Remember, the order is important; market first and foremost, followed by message and then media. Make sure you’ve taken the time to clearly indentify your market.
One of the biggest complaints I hear from CPAs is a poor return on marketing dollars. The reason these CPA practitioners get poor results is because they don’t understand the difference between good and bad marketing. Following just one basic principle can help you start on the road to better marketing: Give up on bad advertising and invest your money in good advertising.
You might be thinking: I do the same kinds of advertising as all the other CPAs in my market-surely it must be the “good” kind of advertising. But the worst mistake accountants make in marketing their CPA practices is assuming that because a lot of other practices use a particular kind of advertising, that kind of advertising must produce results. So, like lemmings, they all keep wasting money on a traditional kind of advertising that really doesn’t produce results.
Are you throwing good advertising dollars into a black hole?

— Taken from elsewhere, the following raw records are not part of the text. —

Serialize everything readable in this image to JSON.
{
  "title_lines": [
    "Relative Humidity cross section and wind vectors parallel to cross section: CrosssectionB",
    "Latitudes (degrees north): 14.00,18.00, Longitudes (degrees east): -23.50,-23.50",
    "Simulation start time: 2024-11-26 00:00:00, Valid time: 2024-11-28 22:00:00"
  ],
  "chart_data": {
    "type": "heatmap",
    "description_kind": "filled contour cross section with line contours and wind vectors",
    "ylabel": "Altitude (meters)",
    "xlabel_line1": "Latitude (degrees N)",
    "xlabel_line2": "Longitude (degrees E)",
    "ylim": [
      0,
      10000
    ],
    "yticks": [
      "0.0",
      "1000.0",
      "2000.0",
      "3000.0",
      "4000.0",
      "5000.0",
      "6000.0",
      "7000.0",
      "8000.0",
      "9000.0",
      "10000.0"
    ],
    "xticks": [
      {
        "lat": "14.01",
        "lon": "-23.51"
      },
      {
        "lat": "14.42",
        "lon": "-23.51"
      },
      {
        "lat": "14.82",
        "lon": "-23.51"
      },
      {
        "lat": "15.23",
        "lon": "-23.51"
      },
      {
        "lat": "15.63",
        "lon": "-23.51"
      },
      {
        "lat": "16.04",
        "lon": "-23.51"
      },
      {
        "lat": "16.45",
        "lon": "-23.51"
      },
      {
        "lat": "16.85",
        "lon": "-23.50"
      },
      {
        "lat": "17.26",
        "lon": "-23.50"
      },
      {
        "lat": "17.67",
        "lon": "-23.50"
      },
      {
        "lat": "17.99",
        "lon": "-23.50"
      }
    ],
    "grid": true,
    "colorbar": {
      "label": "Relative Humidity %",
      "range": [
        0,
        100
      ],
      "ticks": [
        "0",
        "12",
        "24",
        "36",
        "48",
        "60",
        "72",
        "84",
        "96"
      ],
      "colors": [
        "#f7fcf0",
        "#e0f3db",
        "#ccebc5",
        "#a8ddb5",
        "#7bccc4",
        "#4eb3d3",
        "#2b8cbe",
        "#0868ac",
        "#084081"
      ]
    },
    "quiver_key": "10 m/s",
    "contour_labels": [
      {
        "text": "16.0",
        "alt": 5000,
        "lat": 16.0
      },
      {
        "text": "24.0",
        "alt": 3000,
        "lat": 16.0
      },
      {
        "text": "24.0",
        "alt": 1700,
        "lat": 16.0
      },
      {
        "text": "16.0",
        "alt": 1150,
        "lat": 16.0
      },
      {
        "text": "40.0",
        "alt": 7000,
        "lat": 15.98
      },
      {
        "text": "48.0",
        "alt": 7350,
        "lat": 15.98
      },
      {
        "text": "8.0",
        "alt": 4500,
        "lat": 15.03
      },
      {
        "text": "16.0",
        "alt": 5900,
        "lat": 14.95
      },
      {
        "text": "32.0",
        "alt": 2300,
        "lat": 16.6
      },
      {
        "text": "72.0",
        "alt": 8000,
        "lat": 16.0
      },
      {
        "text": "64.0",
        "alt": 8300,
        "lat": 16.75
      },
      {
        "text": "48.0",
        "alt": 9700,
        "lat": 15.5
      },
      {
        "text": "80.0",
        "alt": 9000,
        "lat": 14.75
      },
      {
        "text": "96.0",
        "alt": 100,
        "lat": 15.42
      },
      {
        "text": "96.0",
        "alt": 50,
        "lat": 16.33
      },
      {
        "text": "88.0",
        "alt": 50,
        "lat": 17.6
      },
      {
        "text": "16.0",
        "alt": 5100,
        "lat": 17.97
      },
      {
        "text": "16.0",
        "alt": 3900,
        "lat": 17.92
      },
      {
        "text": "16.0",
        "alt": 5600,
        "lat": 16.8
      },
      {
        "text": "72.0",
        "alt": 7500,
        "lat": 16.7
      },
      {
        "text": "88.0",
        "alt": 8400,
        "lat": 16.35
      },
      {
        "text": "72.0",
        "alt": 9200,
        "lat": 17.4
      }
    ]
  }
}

You are, if you spend your advertising budget on institutional ads (also known as image ads). You know what they look like: the name of your firm in a tasteful font, a few lines of text or bullet points listing the services you offer, your phone number and address. We are so surrounded by institutional ads that we might come to think of them as “standard” ads. They’re in the yellow pages, the newspaper, local newsletters and magazines, and even now on the internet.
Don’t be an advertising lemming!
Just because everyone else takes out institutional ads doesn’t mean you need to do the same. Sure, you probably want to be in the phone book. But any money you spend on institutional ads could probably be better spent on direct-response advertising. A quick comparison of these two kinds of ads should help you to understand why institutional ads are just plain bad marketing, and direct response is just plain good.
What Is an Institutional Ad?
Most common form of advertising (unfortunately)
Also known as Image Ads
Lots of blank white space
Ad talks about you and how great you are
Doesn’t direct the potential buyer to a buying decision
Hopes to build “brand awareness”
Most times it is a waste of money
What Is a Direct Response Ad?
Ads that asks the prospect to respond directly
Focuses on the customer and his or her needs
Purpose is to stimulate a phone call, letter or visit.
Can be tracked and made accountable
Direct response advertising makes a complete case for the practice and the services it provides. It overcomes sales objections. It answers all major questions. It promises results, backing up the promise with a risk-free, money-back guarantee. Direct response advertising is all about your customer and his or her needs. Its purpose is to stimulate a phone call, letter or a visit. Best of all, unlike an institutional ad, it can be tracked so you can make every dollar you spend on it accountable. This then helps to measure the effectiveness of each ad.
The bottom line is this: Direct response advertising turns prospects into clients, and institutional ads don’t. If you are going to spend money towards marketing your accounting practice, make sure you’ve taken the time to understand “good” marketing techniques. The results you will get from the latter will be dramatically different than following what most of your competitors do i.e. institutional advertising.